The bicycle taxis are an inexpensive way to get through inner Havana, but they are geared towards the locals. However, flash a cute smile and some pesos, especially if you’ve grabbed a local to tag along, and it’s a great way to explore. The risk is that if you’re spotted by police they may ask you to hop out and get back into a proper taxi. Shame on you.

The best options are the old-style taxis. There are two types – the ones that tourists take, beautifully painted in bold colours, with fancy decorations hanging from the rear view mirror. These are fun, the driver will chat you up while trying to look down your top,  no discretion whatsoever.

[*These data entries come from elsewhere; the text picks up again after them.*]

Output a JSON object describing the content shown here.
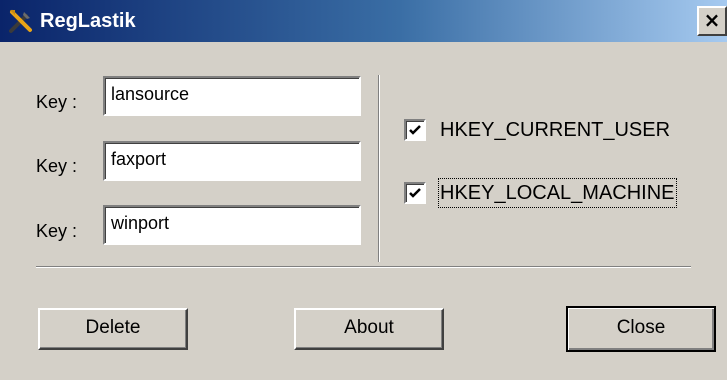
{
  "window": {
    "title": "RegLastik",
    "close_label": "×"
  },
  "keys": [
    {
      "label": "Key :",
      "value": "lansource"
    },
    {
      "label": "Key :",
      "value": "faxport"
    },
    {
      "label": "Key :",
      "value": "winport"
    }
  ],
  "hives": [
    {
      "label": "HKEY_CURRENT_USER",
      "checked": true
    },
    {
      "label": "HKEY_LOCAL_MACHINE",
      "checked": true,
      "focused": true
    }
  ],
  "buttons": {
    "delete_label": "Delete",
    "about_label": "About",
    "close_label": "Close"
  },
  "colors": {
    "titlebar_start": "#0a246a",
    "titlebar_end": "#a6caf0",
    "face": "#d4d0c8"
  },
  "icons": {
    "app": "tools-icon",
    "close": "close-icon",
    "check": "checkmark-icon"
  }
}
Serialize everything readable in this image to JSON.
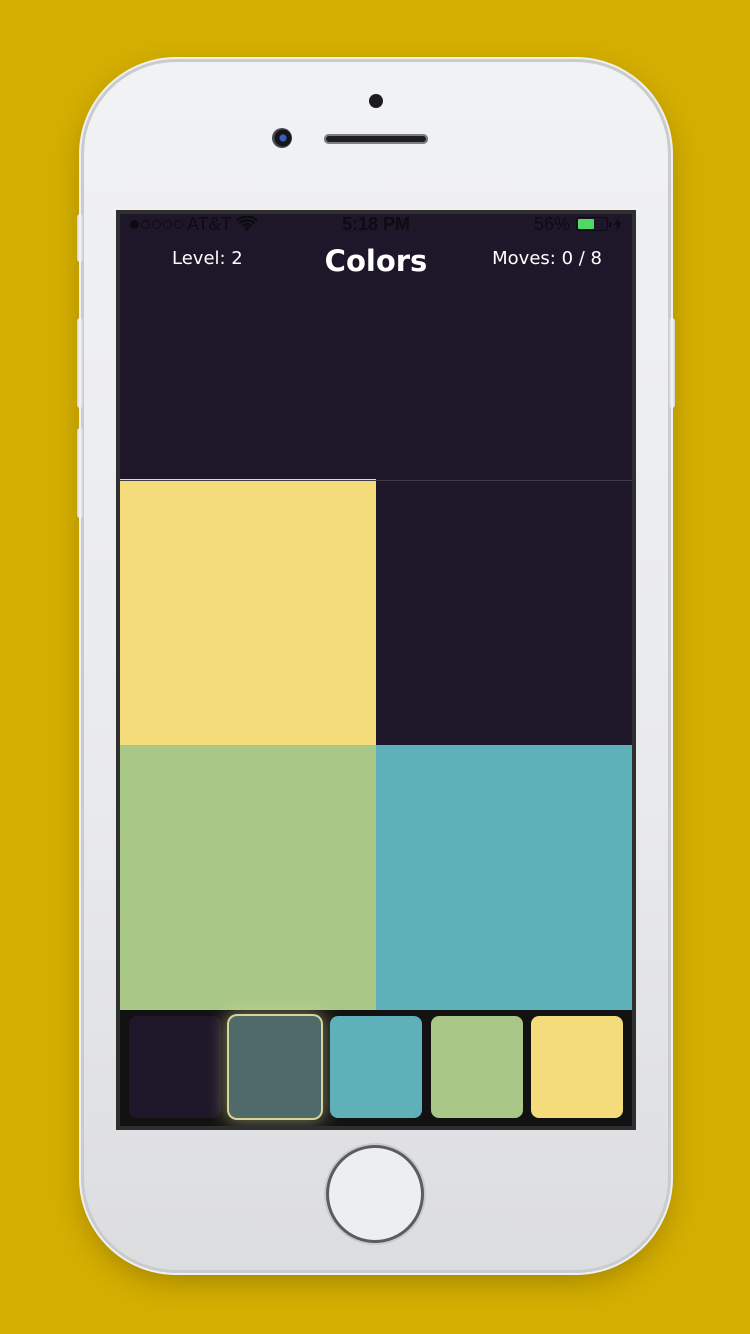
{
  "status_bar": {
    "carrier": "AT&T",
    "time": "5:18 PM",
    "battery_percent": "56%",
    "battery_level": 0.56,
    "signal_bars_filled": 1,
    "signal_bars_total": 5,
    "icons": [
      "wifi-icon",
      "battery-icon",
      "charging-bolt-icon"
    ]
  },
  "hud": {
    "level": "Level: 2",
    "title": "Colors",
    "moves": "Moves: 0 / 8"
  },
  "board": {
    "rows": 3,
    "cols": 2,
    "cells": [
      {
        "name": "cell-r1-c1",
        "color": "#1e1729"
      },
      {
        "name": "cell-r1-c2",
        "color": "#1e1729"
      },
      {
        "name": "cell-r2-c1",
        "color": "#f4dc7a"
      },
      {
        "name": "cell-r2-c2",
        "color": "#1e1729"
      },
      {
        "name": "cell-r3-c1",
        "color": "#a9c888"
      },
      {
        "name": "cell-r3-c2",
        "color": "#5eb0b9"
      }
    ]
  },
  "palette": {
    "selected_index": 1,
    "swatches": [
      {
        "name": "swatch-dark-purple",
        "color": "#1e1729"
      },
      {
        "name": "swatch-slate",
        "color": "#506a6a"
      },
      {
        "name": "swatch-teal",
        "color": "#5eb0b9"
      },
      {
        "name": "swatch-green",
        "color": "#a9c888"
      },
      {
        "name": "swatch-yellow",
        "color": "#f4dc7a"
      }
    ]
  },
  "theme": {
    "background": "#d4ae00",
    "screen_bg": "#1e1729"
  }
}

Even better are the taxi collectives. Again – not for well-behaved tourists, nor the faint of heart. They are totally random, found along busy streets and cram packed full of locals. They are held together with bits of string and coat hanger. It is baffling, how they’re still running, and by the constant roadside repairs, it would seem their longevity is hard-earned.

 

Who needs a garage? Just pull over and grab your tools.
Who needs a garage? Just pull over and grab your tools.

How to catch one – first, you need local Cuban currency. Cuba has two sets of money – one for Cubans, one for tourists. I can’t even begin to explain it, read about it here. Tourist pesos are widely accepted but if you’re sneaking into an alleyway market the locals frequent, it’s wise to have a stash of cash used by the locals.  As you’re already breaking the rules using a local taxi, it’s more polite to use the local cash. If you’re stuck though, a tourist peso is welcome, as it’s about twice the regular fare. Go to an ice cream shop and offer up a trade, be generous about it, and respectful – this is bending the tourist rules, and not easy to pull off. Restaurants and hotels will not swap currency with you, discreetly ask a patron and you might get lucky.

Next, stand on a busy street. Look for a black puff of exhaust – emerging from the plume of smoke will be a relic, a giant old 56 Chev. Smile cute, and wave at it.  They will pull over for about two seconds, you climb in, scrambling over the laps of two others in the back seat, and hand the driver 50 centavos (about half a tourist peso)  That’s it. Get in and go. There is no discussion about where you want to go, or where the cab is going. Sometimes you have a moment where you can say “Habana vieja?” and they might nod. But mostly, you assume they’re simply going in the direction they are pointed. So, if you want to go that direction too, hop aboard.

taxi_collective
Hold your breath when these approach… then hop in and enjoy the ride.

As my ass will attest, this is not luxurious travel. I spent the bulk of a day just hopping into random taxi collectives, taking in the sites. I have no idea where I went or even how I got back to my hotel, but it was a gorgeous tour. The backseats are often a strip of vinyl barely containing decades old metal springs. Springs that will dig in, and leave a lasting impression.